- Genre: Professional wrestling
- Created by: Michael Cuellari
- Presented by: Brandon Benefield and Conrad Thompson
- Starring: 1FW roster
- Country of origin: United States
- Original language: English

Production
- Producers: Michael Cuellari Scott D'Amore
- Camera setup: Multicamera setup
- Production company: 1 Fall Wrestling

Original release
- Network: Syndication
- Release: October 1, 2025 – present
- Network: Triller TV
- Release: October 1, 2025 – present
- Network: MyAEW
- Release: May 22, 2026 – present

= 1FW TV =

American professional wrestling television program

1FW TV is an American professional wrestling television program produced by 1 Fall Wrestling (1FW).
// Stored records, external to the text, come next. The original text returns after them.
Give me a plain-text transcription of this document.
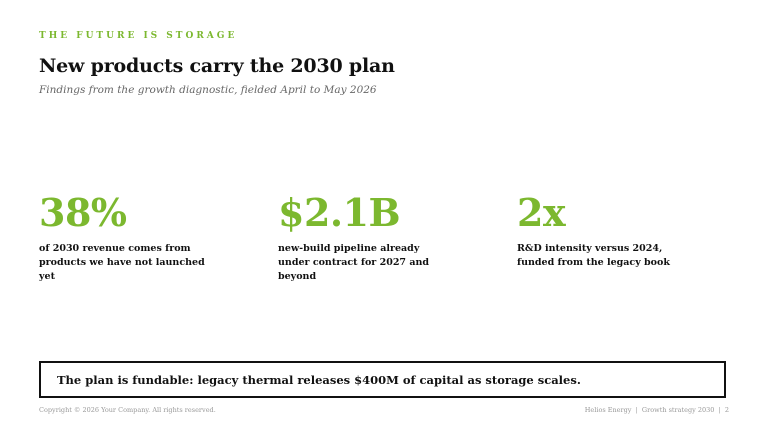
THE FUTURE IS STORAGE
New products carry the 2030 plan
Findings from the growth diagnostic, fielded April to May 2026
38%
of 2030 revenue comes from products we have not launched yet
$2.1B
new-build pipeline already under contract for 2027 and beyond
2x
R&D intensity versus 2024, funded from the legacy book
The plan is fundable: legacy thermal releases $400M of capital as storage scales.
Copyright © 2026 Your Company. All rights reserved.	Helios Energy  |  Growth strategy 2030  |  2
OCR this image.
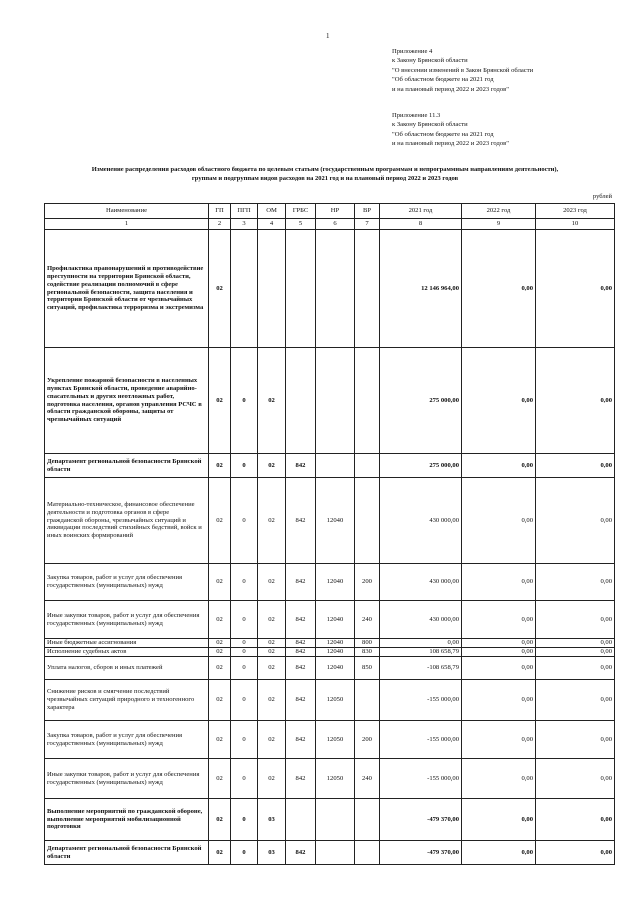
1
Приложение 4
к Закону Брянской области
"О внесении изменений в Закон Брянской области
"Об областном бюджете на 2021 год
и на плановый период 2022 и 2023 годов"
Приложение 11.3
к Закону Брянской области
"Об областном бюджете на 2021 год
и на плановый период 2022 и 2023 годов"
Изменение распределения расходов областного бюджета по целевым статьям (государственным программам и непрограммным направлениям деятельности), группам и подгруппам видов расходов на 2021 год и на плановый период 2022 и 2023 годов
рублей
Наименование	ГП	ПГП	ОМ	ГРБС	НР	ВР	2021 год	2022 год	2023 год
1	2	3	4	5	6	7	8	9	10
Профилактика правонарушений и противодействие преступности на территории Брянской области, содействие реализации полномочий в сфере региональной безопасности, защита населения и территории Брянской области от чрезвычайных ситуаций, профилактика терроризма и экстремизма	02						12 146 964,00	0,00	0,00
Укрепление пожарной безопасности в населенных пунктах Брянской области, проведение аварийно-спасательных и других неотложных работ, подготовка населения, органов управления РСЧС в области гражданской обороны, защиты от чрезвычайных ситуаций	02	0	02				275 000,00	0,00	0,00
Департамент региональной безопасности Брянской области	02	0	02	842			275 000,00	0,00	0,00
Материально-техническое, финансовое обеспечение деятельности и подготовка органов в сфере гражданской обороны, чрезвычайных ситуаций и ликвидации последствий стихийных бедствий, войск и иных воинских формирований	02	0	02	842	12040		430 000,00	0,00	0,00
Закупка товаров, работ и услуг для обеспечения государственных (муниципальных) нужд	02	0	02	842	12040	200	430 000,00	0,00	0,00
Иные закупки товаров, работ и услуг для обеспечения государственных (муниципальных) нужд	02	0	02	842	12040	240	430 000,00	0,00	0,00
Иные бюджетные ассигнования	02	0	02	842	12040	800	0,00	0,00	0,00
Исполнение судебных актов	02	0	02	842	12040	830	108 658,79	0,00	0,00
Уплата налогов, сборов и иных платежей	02	0	02	842	12040	850	-108 658,79	0,00	0,00
Снижение рисков и смягчение последствий чрезвычайных ситуаций природного и техногенного характера	02	0	02	842	12050		-155 000,00	0,00	0,00
Закупка товаров, работ и услуг для обеспечения государственных (муниципальных) нужд	02	0	02	842	12050	200	-155 000,00	0,00	0,00
Иные закупки товаров, работ и услуг для обеспечения государственных (муниципальных) нужд	02	0	02	842	12050	240	-155 000,00	0,00	0,00
Выполнение мероприятий по гражданской обороне, выполнение мероприятий мобилизационной подготовки	02	0	03				-479 370,00	0,00	0,00
Департамент региональной безопасности Брянской области	02	0	03	842			-479 370,00	0,00	0,00
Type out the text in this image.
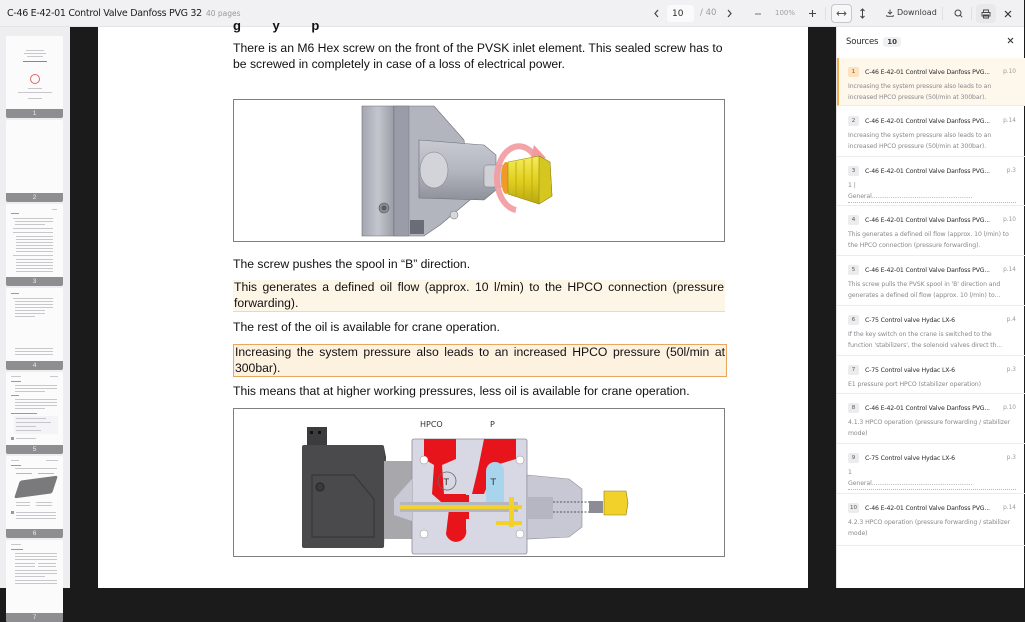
C-46 E-42-01 Control Valve Danfoss PVG 32 40 pages	10	/ 40	100%	Download
1
2
3
4
5
6
7
g y p
There is an M6 Hex screw on the front of the PVSK inlet element. This sealed screw has to be screwed in completely in case of a loss of electrical power.
The screw pushes the spool in “B” direction.
This generates a defined oil flow (approx. 10 l/min) to the HPCO connection (pressure forwarding).
The rest of the oil is available for crane operation.
Increasing the system pressure also leads to an increased HPCO pressure (50l/min at 300bar).
This means that at higher working pressures, less oil is available for crane operation.
T	T
HPCO	P
Sources	10
1	C-46 E-42-01 Control Valve Danfoss PVG...	p.10
Increasing the system pressure also leads to an increased HPCO pressure (50l/min at 300bar).
2	C-46 E-42-01 Control Valve Danfoss PVG...	p.14
Increasing the system pressure also leads to an increased HPCO pressure (50l/min at 300bar).
3	C-46 E-42-01 Control Valve Danfoss PVG...	p.3
1 |
General......................................................
4	C-46 E-42-01 Control Valve Danfoss PVG...	p.10
This generates a defined oil flow (approx. 10 l/min) to the HPCO connection (pressure forwarding).
5	C-46 E-42-01 Control Valve Danfoss PVG...	p.14
This screw pulls the PVSK spool in 'B' direction and generates a defined oil flow (approx. 10 l/min) to...
6	C-75 Control valve Hydac LX-6	p.4
If the key switch on the crane is switched to the function 'stabilizers', the solenoid valves direct th...
7	C-75 Control valve Hydac LX-6	p.3
E1 pressure port HPCO (stabilizer operation)
8	C-46 E-42-01 Control Valve Danfoss PVG...	p.10
4.1.3 HPCO operation (pressure forwarding / stabilizer mode)
9	C-75 Control valve Hydac LX-6	p.3
1
General......................................................
10	C-46 E-42-01 Control Valve Danfoss PVG...	p.14
4.2.3 HPCO operation (pressure forwarding / stabilizer mode)
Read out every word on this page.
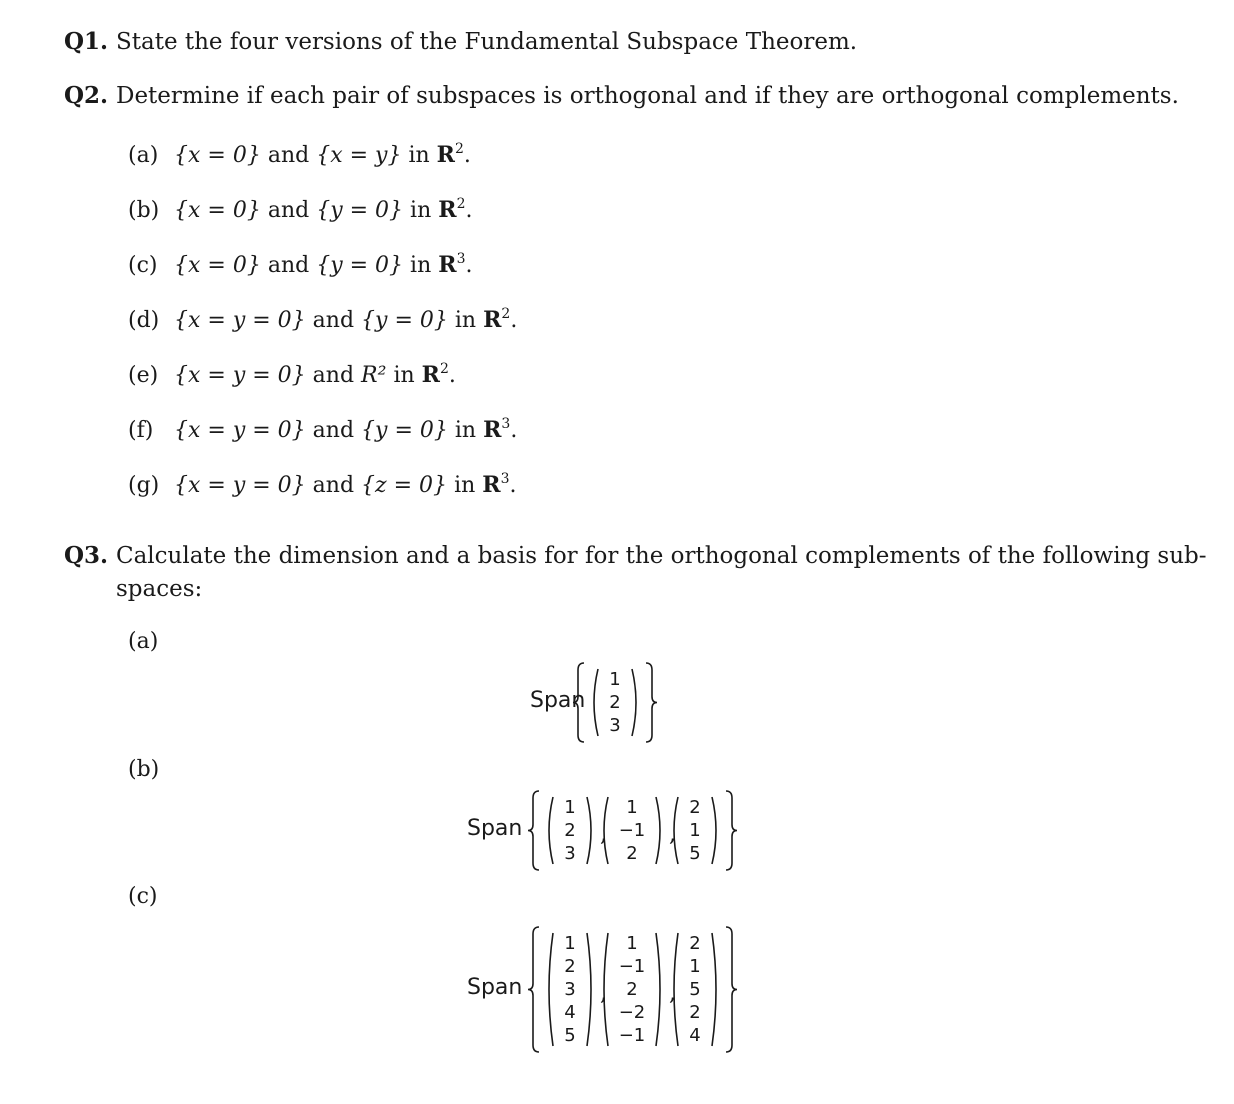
Q1. State the four versions of the Fundamental Subspace Theorem.
Q2. Determine if each pair of subspaces is orthogonal and if they are orthogonal complements.
(a) {x = 0} and {x = y} in $R^2$.
(b) {x = 0} and {y = 0} in $R^2$.
(c) {x = 0} and {y = 0} in $R^3$.
(d) {x = y = 0} and {y = 0} in $R^2$.
(e) {x = y = 0} and R² in $R^2$.
(f) {x = y = 0} and {y = 0} in $R^3$.
(g) {x = y = 0} and {z = 0} in $R^3$.
Q3. Calculate the dimension and a basis for for the orthogonal complements of the following sub-
spaces:
(a)
(b)
(c)
Span
1
2
3
Span
1
2
3
,
1
−1
2
,
2
1
5
Span
1
2
3
4
5
,
1
−1
2
−2
−1
,
2
1
5
2
4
The show first premiered on October 1, 2025 in syndication, with the flagship station being the Peachtree Sports Network owned by Gray Media headquartered in Atlanta, Georgia.

==History==
On March 15, 2025, QT Marshall announced that he would be relaunching 1FW with the first show taking place on April 25, 2025 at Freedom Brew & Shine in Cumming, Georgia.
On July 25, 2025, 1FW held the inaugural SummerStage event at the Center Stage Theater in Atlanta, Georgia. On September 29, 2025, Triller TV announced that 1FW's weekly show would be premiering on October 1, 2025 on the streaming service in addition to the Peachtree Sports Network and syndication on various Gray Media affiliates with the first four episodes consisting of footage from the SummerStage event. The first episode premiered on October 1, 2025 with the main event being an eight-man tag team match between the team of QT Marshall, Brody King, Austin Gunn, and Billy Gunn and the team of Preston Vance, Griff Garrison, Jacked Jameson, and Cole Karter. On January 16, 2026, Maple Leaf Pro Wrestling and Border City Wrestling owner Scott D'Amore joined the 1FW as a co-executive producer of 1FW TV a and creative consultant for the promotion. On May 22, 2026, 1FW announced that they would be the first independent promotion to feature its content on All Elite Wrestling (AEW)'s recently launched MyAEW streaming service including 1FW TV with new episodes being added to the platform beginning with the June 8, 2026 episode.